Stop Start Battery Diagnostics
Vehicles equipped with stop start systems use an AGM (absorbed glass mat) or enhanced flooded (EFB) lead-acid battery. To prevent the possibility of a no-start on a stop start system, the vehicle’s computer monitors the battery’s condition at all times. If it sees a discharge situation, it will prevent the engine shutdown and set a check engine light.
What is an AGM battery?
An AGM battery has some similarities to a standard acid (SLI) battery with; positive and negative plates, plate separators and sulfuric acid as the electrolyte. However, instead of the liquid acid sloshing around between the plates, and AGM contains an absorbent glass mat to absorb and hold the acid in place. In addition to the glass mat, the plates also have a slightly different chemical composition that provides much lower internal resistance. Because of these differences, an AGM battery accepts a charge five times faster than an SLI battery and can be discharged to up to 80% of its capacity, versus 50% for an SLI battery. AGM batteries are also less prone to sulfation, the #1 killer of lead acid batteries.
Because the battery acid is fully absorbed, AGM batteries can be mounted at odd angles.
Stop start AGM battery monitoring systems
Since certain vehicle electric system remain on during a routine engine shutdown, the power management system (PMS) must monitor current draw for entertainment, HVAC, lighting and other power accessories while the engine is off. So you’ll find current draw sensors at the battery terminals. Those current sensors often measure internal battery resistance because internal resistance is an indication of battery condition.
In addition to monitoring current draw and internal battery resistance, the power management system monitors voltage drop during cranking. If the voltage drops below set minimums, the PMS will set a trouble code and malfunction indicator light (MIL) on the instrument cluster. The PMS system also monitors battery temperature, an important factor to keep in mind during battery recharging. The temperature sensor can be located in the positive battery terminal or in the ECU if it’s located next to the battery.
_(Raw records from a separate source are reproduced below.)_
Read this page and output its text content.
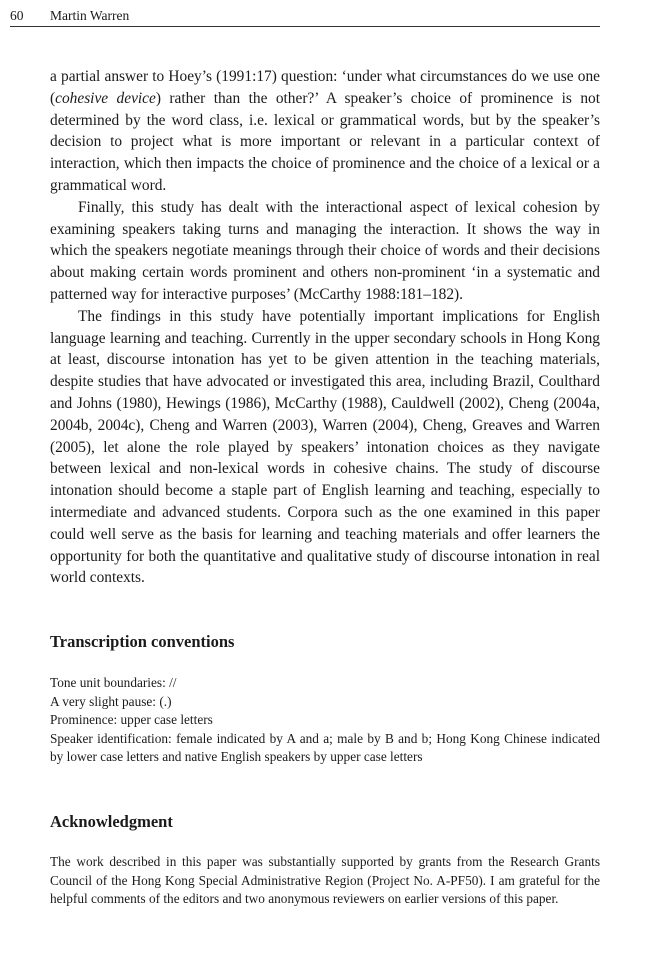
60 Martin Warren

a partial answer to Hoey’s (1991:17) question: ‘under what circumstances do we use one (cohesive device) rather than the other?’ A speaker’s choice of prominence is not determined by the word class, i.e. lexical or grammatical words, but by the speaker’s decision to project what is more important or relevant in a particular context of interaction, which then impacts the choice of prominence and the choice of a lexical or a grammatical word.

Finally, this study has dealt with the interactional aspect of lexical cohesion by examining speakers taking turns and managing the interaction. It shows the way in which the speakers negotiate meanings through their choice of words and their decisions about making certain words prominent and others non-prominent ‘in a systematic and patterned way for interactive purposes’ (McCarthy 1988:181–182).

The findings in this study have potentially important implications for English language learning and teaching. Currently in the upper secondary schools in Hong Kong at least, discourse intonation has yet to be given attention in the teaching materials, despite studies that have advocated or investigated this area, including Brazil, Coulthard and Johns (1980), Hewings (1986), McCarthy (1988), Cauldwell (2002), Cheng (2004a, 2004b, 2004c), Cheng and Warren (2003), Warren (2004), Cheng, Greaves and Warren (2005), let alone the role played by speakers’ intonation choices as they navigate between lexical and non-lexical words in cohesive chains. The study of discourse intonation should become a staple part of English learning and teaching, especially to intermediate and advanced students. Corpora such as the one examined in this paper could well serve as the basis for learning and teaching materials and offer learners the opportunity for both the quantitative and qualitative study of discourse intonation in real world contexts.

Transcription conventions
Tone unit boundaries: //
A very slight pause: (.)
Prominence: upper case letters
Speaker identification: female indicated by A and a; male by B and b; Hong Kong Chinese indicated by lower case letters and native English speakers by upper case letters
Acknowledgment

The work described in this paper was substantially supported by grants from the Research Grants Council of the Hong Kong Special Administrative Region (Project No. A-PF50). I am grateful for the helpful comments of the editors and two anonymous reviewers on earlier versions of this paper.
Battery temperature affects starting and recharging
Since a car battery produces power through a chemical reaction and chemical reactions slow when cold, a car battery will produce less power when it’s cold. On the flip side, the recharging process generates heat. If the battery is already at its upper heat range, giving it a full charge and maximum voltage can damaged the plates.
Charging an AGM battery
AGM and EFB batteries require a different charging routine than standard SLI batteries even when they’re new. As they age, the stop start vehicle ajusts the charging routine based on battery degradation. That’s why re-programming the vehicle when replacing a stop start battery is critical. If you don’t have the reprogramming done, you will reduce the life of the new battery.
If you recharge an AGM or EFB battery on your own, you must use a battery charger with a dedicated AGM charging routine. Charging an AGM battery with an older battery charger designed for SLI batteries will damage the battery.
Testing a stop start AGM battery
Since AGM batteries have much lower internal resistance, you cannot test them with older capacitance style battery testers. They provide a false reading. In addition, an AGM battery will test at 13-volts when fully charged versus 12.6 for an SLI battery. If you don’t know the difference, you’ll think the AGM battery is ok if it reads 12.6
In addition to the voltage reading, you must also measure the battery’s temperture and use a temperature/state of charge charge to determine what the voltage should be at that temperature.
Replacing a stop start AGM battery
Replacing the battery itself is the same as with an SLI battery. However, you also need a compatible scan tool to tell the ECU that you’ve replaced the battery. Skip this step and you’ll be replacing that expensive stop start AGM battery within six months. That’s because the ECU keeps track of the old battery’s performance and adapts the recharging routine to that condition. In many cases, the adapted routine charges more slowly and with lower voltage to compensate for higher internal resistance caused by aging. If you install an new AGM battery in the vehicle without reprogramming the ECU, it will continue to recharge the new battery using the old routine, which will result in a constantly undercharged battery that will sulfate and die quickly.
Can you replace a stop start AGM battery with an SLI battery?
No. An SLI battery won’t perform as well and will die a rapid death. You may think you’ve saved money, but you’ll be replacing the SLI battery within the year.